La agencia de calificación Moody's ha otorgado a SpaceX, la compañía de exploración espacial de Elon Musk, una calificación de grado de inversión Baa1. Este hito se produce a pesar de que la empresa presenta un flujo de caja libre persistentemente negativo y un historial financiero público limitado. La calificación refleja la confianza del mercado de crédito en los planes ambiciosos de Musk, que incluyen el desarrollo de cohetes reutilizables y una red global de satélites. A su vez, SpaceX se prepara para realizar su primera emisión de bonos de grado de inversión, buscando recaudar entre 20 y 25 mil millones de dólares, lo que la posicionaría entre las mayores emisiones del año.
A lo largo de su trayectoria, SpaceX ha logrado atraer un interés significativo de los inversores, recibiendo órdenes por aproximadamente 30 mil millones de dólares antes de que la oferta comenzara formalmente. Esto es notable en un contexto donde las empresas que buscan financiamiento a través de bonos de grado de inversión suelen ser evaluadas en función de su flujo de caja predecible y deuda controlada. Sin embargo, la situación de SpaceX es diferente, ya que su modelo de negocio se basa en la promesa de crecimiento futuro, lo que genera dudas entre algunos analistas sobre la sostenibilidad de su deuda a largo plazo.

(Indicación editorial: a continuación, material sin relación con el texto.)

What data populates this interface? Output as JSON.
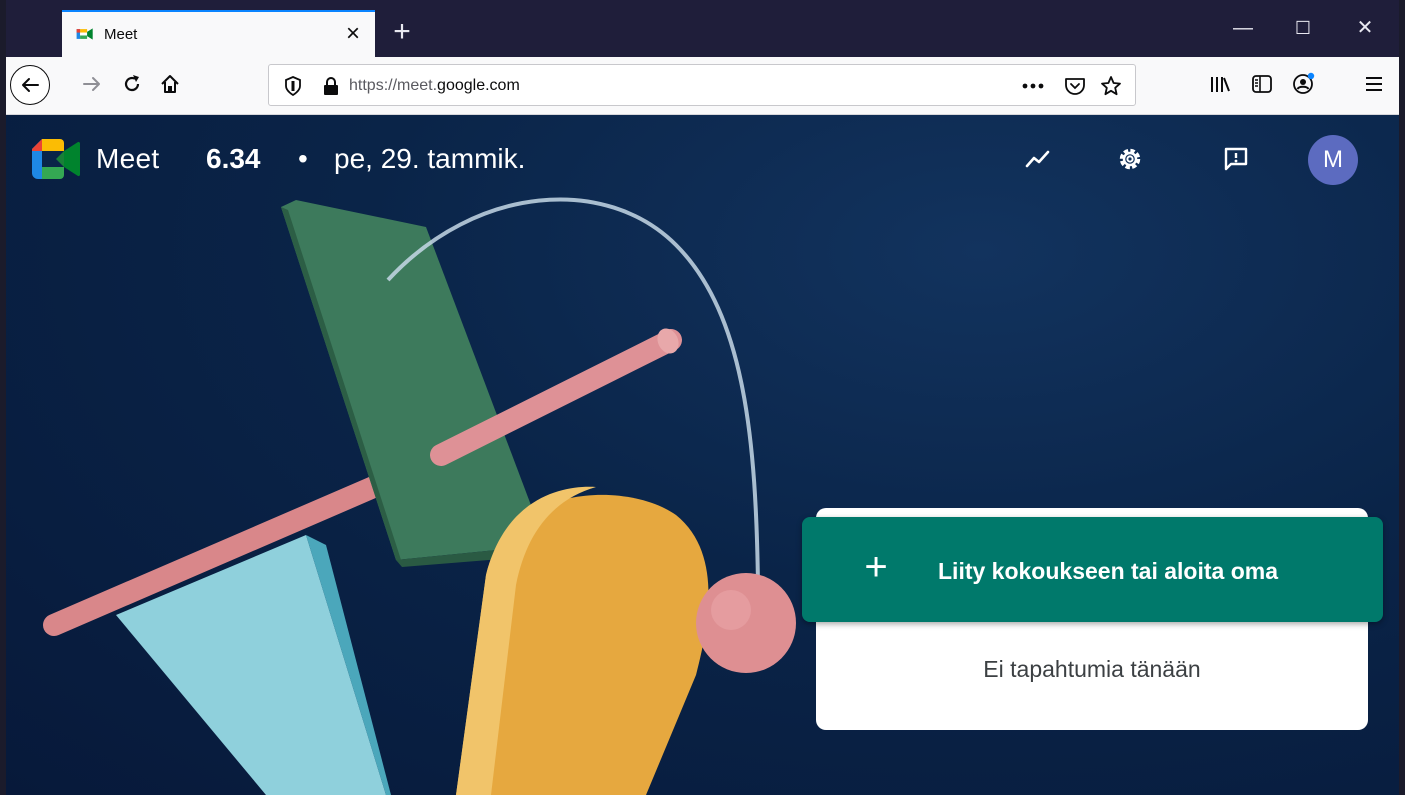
{
  "browser": {
    "tab": {
      "title": "Meet",
      "close": "×"
    },
    "new_tab": "+",
    "window": {
      "minimize": "—",
      "maximize": "☐",
      "close": "✕"
    },
    "url": {
      "scheme": "https://meet.",
      "domain": "google.com"
    }
  },
  "meet": {
    "brand": "Meet",
    "time": "6.34",
    "separator": "•",
    "date": "pe, 29. tammik.",
    "avatar_letter": "M",
    "join_button": {
      "icon": "+",
      "label": "Liity kokoukseen tai aloita oma"
    },
    "no_events": "Ei tapahtumia tänään"
  },
  "colors": {
    "page_bg": "#0a2448",
    "join_green": "#00796b",
    "avatar": "#5c6bc0",
    "tab_accent": "#0a84ff"
  },
  "icons": {
    "header": [
      "activity-icon",
      "settings-gear-icon",
      "feedback-icon"
    ],
    "nav": [
      "back-arrow-icon",
      "forward-arrow-icon",
      "reload-icon",
      "home-icon",
      "tracking-shield-icon",
      "lock-icon",
      "more-dots-icon",
      "pocket-icon",
      "star-icon",
      "library-icon",
      "sidebar-icon",
      "account-icon",
      "menu-icon"
    ]
  }
}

La calificación Baa1 de Moody's se basa en la posición dominante de SpaceX en el mercado de lanzamientos espaciales y su papel crucial en el programa espacial de Estados Unidos. Además, la compañía cuenta con la red de satélites Starlink, que genera ingresos recurrentes significativos. No obstante, la S&P Global Ratings ha otorgado a SpaceX una calificación un escalón por debajo, en BBB, y prevé que la empresa continúe con flujo de caja negativo hasta 2030, lo que podría llevar a un aumento en su nivel de endeudamiento.
Para los inversores, la situación de SpaceX plantea un dilema. Si bien la empresa tiene un potencial de crecimiento considerable, su actual quema de caja y la necesidad de financiamiento adicional son preocupaciones. La emisión de bonos, que incluirá cinco tramos con vencimientos de entre cinco y 30 años, se utilizará para refinanciar una línea de crédito de 20 mil millones de dólares y cubrir otros gastos corporativos. Esto significa que los inversores deben evaluar cuidadosamente el riesgo asociado con la inversión en bonos de una empresa que, aunque innovadora, todavía enfrenta desafíos financieros significativos.
A futuro, los inversores deben estar atentos a cómo SpaceX maneja su deuda y su flujo de caja. La capacidad de la empresa para cumplir con sus proyecciones de crecimiento y generar ingresos suficientes será crucial para mantener su calificación de grado de inversión. Además, el desempeño de sus acciones, que han caído más de 600 mil millones de dólares en valor de mercado desde su oferta pública inicial, podría influir en la percepción del mercado sobre la salud financiera de la empresa. La próxima emisión de bonos será un evento clave a seguir, ya que podría establecer el tono para futuras oportunidades de financiamiento y la evaluación del riesgo crediticio de SpaceX en el mercado.